A couple of weeks ago I posted the article “Gold's Bet Is On Euro's Demise, Not Just Instability,” and left a simple observation.
I know that for some there’s no comparison between the metal and paper money, but despite personal feelings and theories, the question is whether the investment community will see gold as a safer investment than the dollar. Capital flows will paint the final picture, and I have observed gold’s price over the last few days finding resistance as the dollar entered a well defined positive trend. Markets talk and I listen.
Since then the dollar has appreciated 2.8% as measured by the Dollar Index, and gold depreciated 3.8% during the same period. Meanwhile, a rainbow of news regarding the eurozone has provided enough fuel to move every asset in every possible direction, and I’ve kept a close eye on the inverse correlation between the greenback and the yellow metal.
As a matter of fact, the relationship between the dollar and gold had been lost, and the most plausible conclusion was that gold was preempting the forward chaos caused by the demise of the euro.
But it appears that even with the extreme difficulties that Europe is facing, the euro is not likely to vanish overnight, if it disappears at all. It certainly has weakened as the debt crisis keeps unfolding and investors continue to lose trust in the institutions behind the currency.
As of late, and as examples, large corporations are conducting their own small scale “run-on-banks” with regard to euro denominated accounts, while the Bank of China halted foreign exchange swaps with some French banks.
But back to the topic at hand, and thus far capital flows are favoring the dollar over gold in this time of uncertainty, and the instability in Europe is not providing enough impetus to keep the metal on the front burner.

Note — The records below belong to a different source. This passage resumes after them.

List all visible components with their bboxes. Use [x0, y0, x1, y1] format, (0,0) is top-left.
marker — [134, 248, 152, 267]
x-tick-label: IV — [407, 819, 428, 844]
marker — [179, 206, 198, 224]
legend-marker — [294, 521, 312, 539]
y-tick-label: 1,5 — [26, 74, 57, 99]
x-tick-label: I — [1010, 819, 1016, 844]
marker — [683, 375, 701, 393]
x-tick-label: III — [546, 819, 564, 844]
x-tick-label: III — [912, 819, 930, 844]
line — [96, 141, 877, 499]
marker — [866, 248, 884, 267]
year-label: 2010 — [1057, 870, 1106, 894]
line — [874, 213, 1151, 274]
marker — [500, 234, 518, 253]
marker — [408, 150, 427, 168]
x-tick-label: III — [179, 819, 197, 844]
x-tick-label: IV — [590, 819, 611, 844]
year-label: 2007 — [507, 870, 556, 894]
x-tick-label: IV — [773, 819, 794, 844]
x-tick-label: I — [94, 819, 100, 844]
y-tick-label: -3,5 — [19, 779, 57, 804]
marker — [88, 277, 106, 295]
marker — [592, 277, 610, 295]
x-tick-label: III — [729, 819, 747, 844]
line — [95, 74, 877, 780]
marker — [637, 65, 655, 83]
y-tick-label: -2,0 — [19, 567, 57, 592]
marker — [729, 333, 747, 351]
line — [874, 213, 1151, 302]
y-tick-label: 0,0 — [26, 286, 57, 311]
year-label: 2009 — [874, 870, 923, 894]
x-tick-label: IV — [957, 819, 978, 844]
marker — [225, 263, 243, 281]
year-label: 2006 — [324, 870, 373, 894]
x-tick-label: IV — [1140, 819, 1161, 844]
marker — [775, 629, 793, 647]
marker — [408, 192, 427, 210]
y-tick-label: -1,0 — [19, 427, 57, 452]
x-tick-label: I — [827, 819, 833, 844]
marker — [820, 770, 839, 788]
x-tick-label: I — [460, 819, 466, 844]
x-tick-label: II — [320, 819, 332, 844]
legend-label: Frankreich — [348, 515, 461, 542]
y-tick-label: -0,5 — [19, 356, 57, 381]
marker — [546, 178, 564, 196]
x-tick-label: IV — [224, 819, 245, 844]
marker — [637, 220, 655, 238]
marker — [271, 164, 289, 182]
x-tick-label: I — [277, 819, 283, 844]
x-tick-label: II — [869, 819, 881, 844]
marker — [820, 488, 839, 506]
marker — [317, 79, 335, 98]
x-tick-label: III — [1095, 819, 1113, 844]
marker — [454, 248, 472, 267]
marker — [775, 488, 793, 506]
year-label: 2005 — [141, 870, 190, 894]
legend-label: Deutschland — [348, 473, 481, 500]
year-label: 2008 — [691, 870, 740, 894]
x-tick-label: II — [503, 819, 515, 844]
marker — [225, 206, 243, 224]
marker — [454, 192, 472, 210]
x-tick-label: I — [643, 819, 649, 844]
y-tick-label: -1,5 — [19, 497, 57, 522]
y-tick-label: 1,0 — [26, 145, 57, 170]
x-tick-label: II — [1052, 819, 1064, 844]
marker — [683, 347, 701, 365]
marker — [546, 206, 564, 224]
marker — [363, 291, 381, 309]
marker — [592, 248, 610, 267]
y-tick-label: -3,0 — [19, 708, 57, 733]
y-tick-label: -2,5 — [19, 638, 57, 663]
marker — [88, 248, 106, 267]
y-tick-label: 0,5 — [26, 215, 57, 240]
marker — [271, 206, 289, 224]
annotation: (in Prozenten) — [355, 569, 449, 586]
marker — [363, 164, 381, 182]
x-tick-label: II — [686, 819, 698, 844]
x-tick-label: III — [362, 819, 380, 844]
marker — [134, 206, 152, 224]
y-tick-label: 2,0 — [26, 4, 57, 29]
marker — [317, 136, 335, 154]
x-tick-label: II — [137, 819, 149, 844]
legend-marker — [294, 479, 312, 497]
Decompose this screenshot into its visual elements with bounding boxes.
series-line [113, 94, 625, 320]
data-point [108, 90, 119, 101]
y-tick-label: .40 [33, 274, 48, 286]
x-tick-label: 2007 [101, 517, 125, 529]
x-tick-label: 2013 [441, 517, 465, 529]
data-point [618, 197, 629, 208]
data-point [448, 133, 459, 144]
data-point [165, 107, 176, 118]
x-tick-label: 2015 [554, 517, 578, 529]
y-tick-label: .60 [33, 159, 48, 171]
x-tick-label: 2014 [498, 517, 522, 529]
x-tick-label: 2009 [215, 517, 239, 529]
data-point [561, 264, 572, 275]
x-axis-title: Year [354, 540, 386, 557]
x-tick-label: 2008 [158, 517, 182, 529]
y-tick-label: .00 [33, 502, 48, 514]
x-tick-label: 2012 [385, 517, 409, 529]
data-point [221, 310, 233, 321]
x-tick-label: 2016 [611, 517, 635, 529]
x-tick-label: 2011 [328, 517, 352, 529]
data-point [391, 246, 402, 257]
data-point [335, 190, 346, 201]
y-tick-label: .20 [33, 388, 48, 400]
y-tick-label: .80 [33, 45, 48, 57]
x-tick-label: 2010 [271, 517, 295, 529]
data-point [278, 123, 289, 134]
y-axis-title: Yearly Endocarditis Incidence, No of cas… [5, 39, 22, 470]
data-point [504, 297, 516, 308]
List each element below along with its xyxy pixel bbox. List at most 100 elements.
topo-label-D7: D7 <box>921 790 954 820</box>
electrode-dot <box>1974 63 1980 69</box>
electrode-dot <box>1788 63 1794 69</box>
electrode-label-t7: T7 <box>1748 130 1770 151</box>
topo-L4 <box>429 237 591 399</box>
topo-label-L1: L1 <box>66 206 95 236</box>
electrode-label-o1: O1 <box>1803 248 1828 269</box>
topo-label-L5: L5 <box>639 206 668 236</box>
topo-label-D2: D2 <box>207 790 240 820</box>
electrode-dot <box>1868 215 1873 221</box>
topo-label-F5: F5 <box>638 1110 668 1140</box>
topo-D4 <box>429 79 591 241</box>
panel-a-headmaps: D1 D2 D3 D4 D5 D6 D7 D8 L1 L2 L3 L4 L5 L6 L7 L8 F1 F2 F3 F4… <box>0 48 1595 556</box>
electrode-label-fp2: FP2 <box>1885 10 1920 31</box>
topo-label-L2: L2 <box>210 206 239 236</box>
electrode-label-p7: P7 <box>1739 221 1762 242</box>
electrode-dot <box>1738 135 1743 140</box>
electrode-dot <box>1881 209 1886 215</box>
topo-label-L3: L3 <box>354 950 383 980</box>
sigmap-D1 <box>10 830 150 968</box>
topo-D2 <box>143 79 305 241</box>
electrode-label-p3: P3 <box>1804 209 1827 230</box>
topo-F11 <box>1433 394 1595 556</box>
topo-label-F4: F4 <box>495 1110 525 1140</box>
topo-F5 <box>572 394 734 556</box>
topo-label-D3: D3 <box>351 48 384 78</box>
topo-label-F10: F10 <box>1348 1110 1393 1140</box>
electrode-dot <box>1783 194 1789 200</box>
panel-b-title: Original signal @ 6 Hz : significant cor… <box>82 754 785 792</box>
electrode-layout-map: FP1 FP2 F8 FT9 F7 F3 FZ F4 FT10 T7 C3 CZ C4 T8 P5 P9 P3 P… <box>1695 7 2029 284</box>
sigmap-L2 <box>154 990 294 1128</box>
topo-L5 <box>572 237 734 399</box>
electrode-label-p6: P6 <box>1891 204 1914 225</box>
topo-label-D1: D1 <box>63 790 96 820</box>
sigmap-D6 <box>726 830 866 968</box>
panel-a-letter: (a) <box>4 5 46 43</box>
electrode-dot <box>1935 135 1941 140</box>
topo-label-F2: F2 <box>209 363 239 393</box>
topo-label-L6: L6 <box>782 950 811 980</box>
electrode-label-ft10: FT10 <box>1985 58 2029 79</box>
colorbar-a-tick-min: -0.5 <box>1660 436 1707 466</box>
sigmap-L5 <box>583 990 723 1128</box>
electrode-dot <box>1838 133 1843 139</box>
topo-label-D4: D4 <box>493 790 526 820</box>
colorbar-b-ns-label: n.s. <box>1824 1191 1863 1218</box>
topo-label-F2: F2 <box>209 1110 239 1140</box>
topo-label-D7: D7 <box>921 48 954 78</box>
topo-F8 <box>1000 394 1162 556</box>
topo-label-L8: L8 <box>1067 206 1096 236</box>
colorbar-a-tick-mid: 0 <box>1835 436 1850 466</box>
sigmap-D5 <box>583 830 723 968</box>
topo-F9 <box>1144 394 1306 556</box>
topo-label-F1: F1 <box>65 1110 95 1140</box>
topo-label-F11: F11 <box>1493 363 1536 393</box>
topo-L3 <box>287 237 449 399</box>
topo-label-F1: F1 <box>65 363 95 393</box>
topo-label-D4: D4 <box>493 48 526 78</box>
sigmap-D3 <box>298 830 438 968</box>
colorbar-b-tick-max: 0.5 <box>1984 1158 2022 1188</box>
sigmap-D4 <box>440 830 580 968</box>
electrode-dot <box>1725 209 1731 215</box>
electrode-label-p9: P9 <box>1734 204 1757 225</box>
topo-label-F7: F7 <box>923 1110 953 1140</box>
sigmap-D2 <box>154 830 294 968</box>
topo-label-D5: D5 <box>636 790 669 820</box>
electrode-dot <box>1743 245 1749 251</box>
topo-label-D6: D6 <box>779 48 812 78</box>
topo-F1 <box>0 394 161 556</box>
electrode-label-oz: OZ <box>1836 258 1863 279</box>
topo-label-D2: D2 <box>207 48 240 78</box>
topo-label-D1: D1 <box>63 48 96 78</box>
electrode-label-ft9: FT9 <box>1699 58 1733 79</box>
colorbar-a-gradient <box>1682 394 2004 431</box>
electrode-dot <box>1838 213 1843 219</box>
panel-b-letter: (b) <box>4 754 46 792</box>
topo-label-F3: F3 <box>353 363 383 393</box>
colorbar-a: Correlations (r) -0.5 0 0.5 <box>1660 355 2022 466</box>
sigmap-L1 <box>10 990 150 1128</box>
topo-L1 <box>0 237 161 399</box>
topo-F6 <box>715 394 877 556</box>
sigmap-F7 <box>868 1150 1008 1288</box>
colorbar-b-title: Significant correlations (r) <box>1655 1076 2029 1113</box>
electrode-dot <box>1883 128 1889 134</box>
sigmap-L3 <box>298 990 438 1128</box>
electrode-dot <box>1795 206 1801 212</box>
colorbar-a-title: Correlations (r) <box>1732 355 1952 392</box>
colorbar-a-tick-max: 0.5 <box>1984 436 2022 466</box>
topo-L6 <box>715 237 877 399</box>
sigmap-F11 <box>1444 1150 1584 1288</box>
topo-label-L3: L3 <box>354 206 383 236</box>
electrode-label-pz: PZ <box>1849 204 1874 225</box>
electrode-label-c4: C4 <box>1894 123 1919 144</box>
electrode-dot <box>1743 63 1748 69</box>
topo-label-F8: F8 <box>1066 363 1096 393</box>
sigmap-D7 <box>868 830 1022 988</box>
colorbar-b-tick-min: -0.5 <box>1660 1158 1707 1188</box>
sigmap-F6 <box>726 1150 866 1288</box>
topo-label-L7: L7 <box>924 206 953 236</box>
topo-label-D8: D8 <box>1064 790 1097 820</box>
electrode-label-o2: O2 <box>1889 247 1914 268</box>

Without a doubt, sentiment could change tomorrow, but calling gold a "safe haven" cannot be taken for granted, and if the inverse correlation reestablishes itself beyond a few weeks, the risk for gold assets increases as well.
Lastly, this is not just a dollar/euro story, and commodity-driven currencies as measured by the futures markets have lost considerable ground since late July, with the Canadian dollar closing yesterday below parity at $0.9949 and a loss of 6.3%, while the Australian dollar is slightly above parity at $1.0024, and down 8.8%.
Disclosure: I have no positions in any stocks mentioned, and no plans to initiate any positions within the next 72 hours.